Gerichtliche Niederlage in erster Instanz

GEW Bayern verliert in erster Instanz gegen christlich-fundamentalistischen Sexualaufklärer Teenstar Deutschland und warnt Schulen vor Zusammenarbeit mit dem Verein.

Anfang Juli wurde ein Kurs des Sexualaufklärungsvereins Teenstar Deutschland an einer Grundschule in Regensburg nach Recherchen des Bayerischen Rundfunks abgesagt. Die Richtlinien zur Sexualerziehung in Bayern seien mit dem Einsatz des Vereins an Grundschulen nicht vereinbar, hieß es vonseiten des Kultusministeriums. Die GEW Bayern recherchierte selbst: Wie der Standard (Faßmann: Schulen sollen nicht mehr mit Teenstar zusammenarbeiten, 01.09.2019) und zahlreiche andere österreichische Medien schrieben, wurden in 2018 in Österreich Inhalte interner Schulungsmaterialien des Vereins Teenstar öffentlich: Homosexualität sei eine Störung und ein heilbares Identitätsproblem, Sex vor der Ehe tabu und Masturbation schädlich. Der damalige Bildungsminister Faßmann beauftragte daraufhin Expert*innen mit der Analyse. Der Standard schreibt: „Sowohl die Analyse der im Ministerium angesiedelten Koordinationsstelle für Gesundheitsförderung als auch jene des Bundeszentrums für Sexualpädagogik fiel vernichtend aus: Erkannt wurden unter anderem Geschlechterdiskriminierung und menschenrechtlich bedenkliche Aussagen.“ Kultusminister Faßmann kam deshalb zu folgendem Entschluss: Er empfahl den österreichischen Schulen, die Zusammenarbeit mit Teenstar zu beenden. Außerdem kündigte er ein Akkreditierungsverfahren an.

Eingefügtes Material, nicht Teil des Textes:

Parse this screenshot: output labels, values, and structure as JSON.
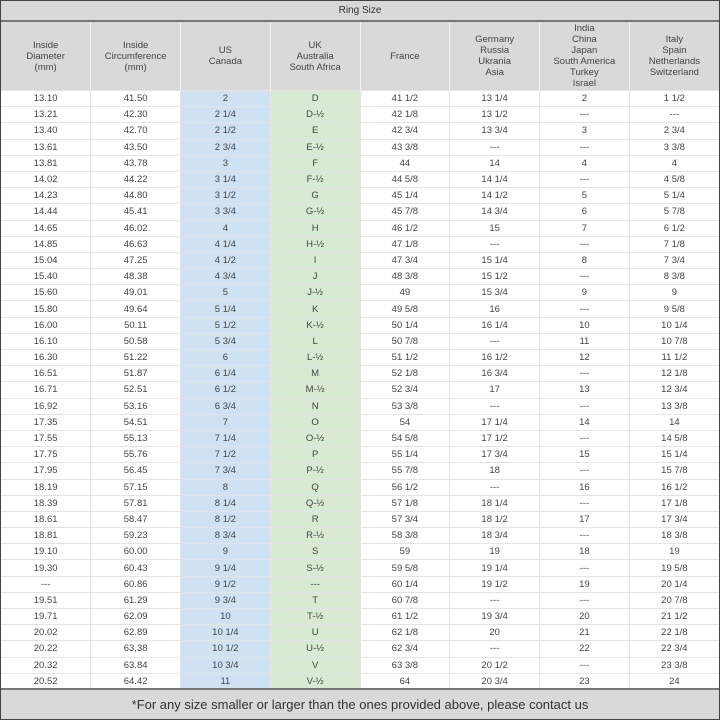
{
  "title": "Ring Size",
  "headers": [
    [
      "Inside",
      "Diameter",
      "(mm)"
    ],
    [
      "Inside",
      "Circumference",
      "(mm)"
    ],
    [
      "US",
      "Canada"
    ],
    [
      "UK",
      "Australia",
      "South Africa"
    ],
    [
      "France"
    ],
    [
      "Germany",
      "Russia",
      "Ukrania",
      "Asia"
    ],
    [
      "India",
      "China",
      "Japan",
      "South America",
      "Turkey",
      "Israel"
    ],
    [
      "Italy",
      "Spain",
      "Netherlands",
      "Switzerland"
    ]
  ],
  "colors": {
    "header": "#d9d9d9",
    "us_column": "#cfe2f3",
    "uk_column": "#d9ead3"
  },
  "rows": [
    [
      "13.10",
      "41.50",
      "2",
      "D",
      "41 1/2",
      "13 1/4",
      "2",
      "1 1/2"
    ],
    [
      "13.21",
      "42.30",
      "2 1/4",
      "D-½",
      "42 1/8",
      "13 1/2",
      "---",
      "---"
    ],
    [
      "13.40",
      "42.70",
      "2 1/2",
      "E",
      "42 3/4",
      "13 3/4",
      "3",
      "2 3/4"
    ],
    [
      "13.61",
      "43.50",
      "2 3/4",
      "E-½",
      "43 3/8",
      "---",
      "---",
      "3 3/8"
    ],
    [
      "13.81",
      "43.78",
      "3",
      "F",
      "44",
      "14",
      "4",
      "4"
    ],
    [
      "14.02",
      "44.22",
      "3 1/4",
      "F-½",
      "44 5/8",
      "14 1/4",
      "---",
      "4 5/8"
    ],
    [
      "14.23",
      "44.80",
      "3 1/2",
      "G",
      "45 1/4",
      "14 1/2",
      "5",
      "5 1/4"
    ],
    [
      "14.44",
      "45.41",
      "3 3/4",
      "G-½",
      "45 7/8",
      "14 3/4",
      "6",
      "5 7/8"
    ],
    [
      "14.65",
      "46.02",
      "4",
      "H",
      "46 1/2",
      "15",
      "7",
      "6 1/2"
    ],
    [
      "14.85",
      "46.63",
      "4 1/4",
      "H-½",
      "47 1/8",
      "---",
      "---",
      "7 1/8"
    ],
    [
      "15.04",
      "47.25",
      "4 1/2",
      "I",
      "47 3/4",
      "15 1/4",
      "8",
      "7 3/4"
    ],
    [
      "15.40",
      "48.38",
      "4 3/4",
      "J",
      "48 3/8",
      "15 1/2",
      "---",
      "8 3/8"
    ],
    [
      "15.60",
      "49.01",
      "5",
      "J-½",
      "49",
      "15 3/4",
      "9",
      "9"
    ],
    [
      "15.80",
      "49.64",
      "5 1/4",
      "K",
      "49 5/8",
      "16",
      "---",
      "9 5/8"
    ],
    [
      "16.00",
      "50.11",
      "5 1/2",
      "K-½",
      "50 1/4",
      "16 1/4",
      "10",
      "10 1/4"
    ],
    [
      "16.10",
      "50.58",
      "5 3/4",
      "L",
      "50 7/8",
      "---",
      "11",
      "10 7/8"
    ],
    [
      "16.30",
      "51.22",
      "6",
      "L-½",
      "51 1/2",
      "16 1/2",
      "12",
      "11 1/2"
    ],
    [
      "16.51",
      "51.87",
      "6 1/4",
      "M",
      "52 1/8",
      "16 3/4",
      "---",
      "12 1/8"
    ],
    [
      "16.71",
      "52.51",
      "6 1/2",
      "M-½",
      "52 3/4",
      "17",
      "13",
      "12 3/4"
    ],
    [
      "16.92",
      "53.16",
      "6 3/4",
      "N",
      "53 3/8",
      "---",
      "---",
      "13 3/8"
    ],
    [
      "17.35",
      "54.51",
      "7",
      "O",
      "54",
      "17 1/4",
      "14",
      "14"
    ],
    [
      "17.55",
      "55.13",
      "7 1/4",
      "O-½",
      "54 5/8",
      "17 1/2",
      "---",
      "14 5/8"
    ],
    [
      "17.75",
      "55.76",
      "7 1/2",
      "P",
      "55 1/4",
      "17 3/4",
      "15",
      "15 1/4"
    ],
    [
      "17.95",
      "56.45",
      "7 3/4",
      "P-½",
      "55 7/8",
      "18",
      "---",
      "15 7/8"
    ],
    [
      "18.19",
      "57.15",
      "8",
      "Q",
      "56 1/2",
      "---",
      "16",
      "16 1/2"
    ],
    [
      "18.39",
      "57.81",
      "8 1/4",
      "Q-½",
      "57 1/8",
      "18 1/4",
      "---",
      "17 1/8"
    ],
    [
      "18.61",
      "58.47",
      "8 1/2",
      "R",
      "57 3/4",
      "18 1/2",
      "17",
      "17 3/4"
    ],
    [
      "18.81",
      "59.23",
      "8 3/4",
      "R-½",
      "58 3/8",
      "18 3/4",
      "---",
      "18 3/8"
    ],
    [
      "19.10",
      "60.00",
      "9",
      "S",
      "59",
      "19",
      "18",
      "19"
    ],
    [
      "19.30",
      "60.43",
      "9 1/4",
      "S-½",
      "59 5/8",
      "19 1/4",
      "---",
      "19 5/8"
    ],
    [
      "---",
      "60.86",
      "9 1/2",
      "---",
      "60 1/4",
      "19 1/2",
      "19",
      "20 1/4"
    ],
    [
      "19.51",
      "61.29",
      "9 3/4",
      "T",
      "60 7/8",
      "---",
      "---",
      "20 7/8"
    ],
    [
      "19.71",
      "62.09",
      "10",
      "T-½",
      "61 1/2",
      "19 3/4",
      "20",
      "21 1/2"
    ],
    [
      "20.02",
      "62.89",
      "10 1/4",
      "U",
      "62 1/8",
      "20",
      "21",
      "22 1/8"
    ],
    [
      "20.22",
      "63,38",
      "10 1/2",
      "U-½",
      "62 3/4",
      "---",
      "22",
      "22 3/4"
    ],
    [
      "20.32",
      "63.84",
      "10 3/4",
      "V",
      "63 3/8",
      "20 1/2",
      "---",
      "23 3/8"
    ],
    [
      "20.52",
      "64.42",
      "11",
      "V-½",
      "64",
      "20 3/4",
      "23",
      "24"
    ]
  ],
  "footer": "*For any size smaller or larger than the ones provided above, please contact us"
}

Die GEW Bayern verfasste aufgrund der Vorkommnisse in Regensburg und der Recherche zu Teenstar in Österreich eine Pressemitteilung, veröffentlicht am 12.07.2022 unter dem Titel „Vertreter*innen von Teenstar haben in bayerischen Schulen keinen Platz!“, in der auch der stellvertretende Vorsitzende Florian Kohl zitiert wurde. Ein Satz aus diesem Zitat missfiel der Spitze von Teenstar Österreich jedoch. Und so stritt man sich juristisch unter anderem um die Bedeutung des Verbes „unterbinden“ und ob die Empfehlung Faßmanns nun eine ausreichende Maßnahme gewesen sei, dieses Verb zu begründen – oder nicht. Am 31. August kam es zur mündlichen Verhandlung vor dem Landgericht München. Die Richter*innen entschieden für Teenstar. Eine schriftliche Begründung liegt noch nicht vor. Die Empfehlung Faßmanns sei – so die mündliche Einschätzung des Gerichts – keine ausreichende Maßnahme gewesen, um zu behaupten, dass der Einsatz des Vereins in Österreich an den Schulen unterbunden wurde, zumal dessen Vorsitzende an Eides statt versichert hatte, im letzten Schuljahr an fünf österreichischen Schulen Kurse gehalten zu haben. Die Pressemitteilung muss nun geändert und der entsprechende Satz darf nicht mehr verwendet werden. Diese Entscheidung ist aber noch nicht rechtskräftig.

Florian Kohl, der selbst vor Gericht erschienen war, zeigte sich enttäuscht: „Die Entscheidung ist aus unserer Perspektive heraus kaum nachvollziehbar. Zum Zeitpunkt der Äußerung Faßmanns war es unserer Kenntnis nach gar nicht möglich, Teenstar den Einsatz an Schulen zu verbieten, ohne auch sämtlichen anderen externen Anbietern den Zugang zu verwehren. Die einzige Maßnahme, um der Aktivität an den Schulen entgegenzuwirken, konnte meiner Meinung nach nur die Empfehlung des obersten Dienstherrn sein, eben nicht mehr mit Teenstar zusammenzuarbeiten.“

In Österreich läuft die Diskussion um Teenstar bereits seit einigen Jahren. Expert*innen wie beispielsweise von der Menschenrechtsorganisation Hosi Salzburg wehren sich gegen Teenstar und deren Aktivitäten im Bereich der Sexualaufklärung. Das Akkreditierungsverfahren sollte ursprünglich zum Schuljahr 2020/2021 erfolgen, ist aber bis heute nicht vollzogen.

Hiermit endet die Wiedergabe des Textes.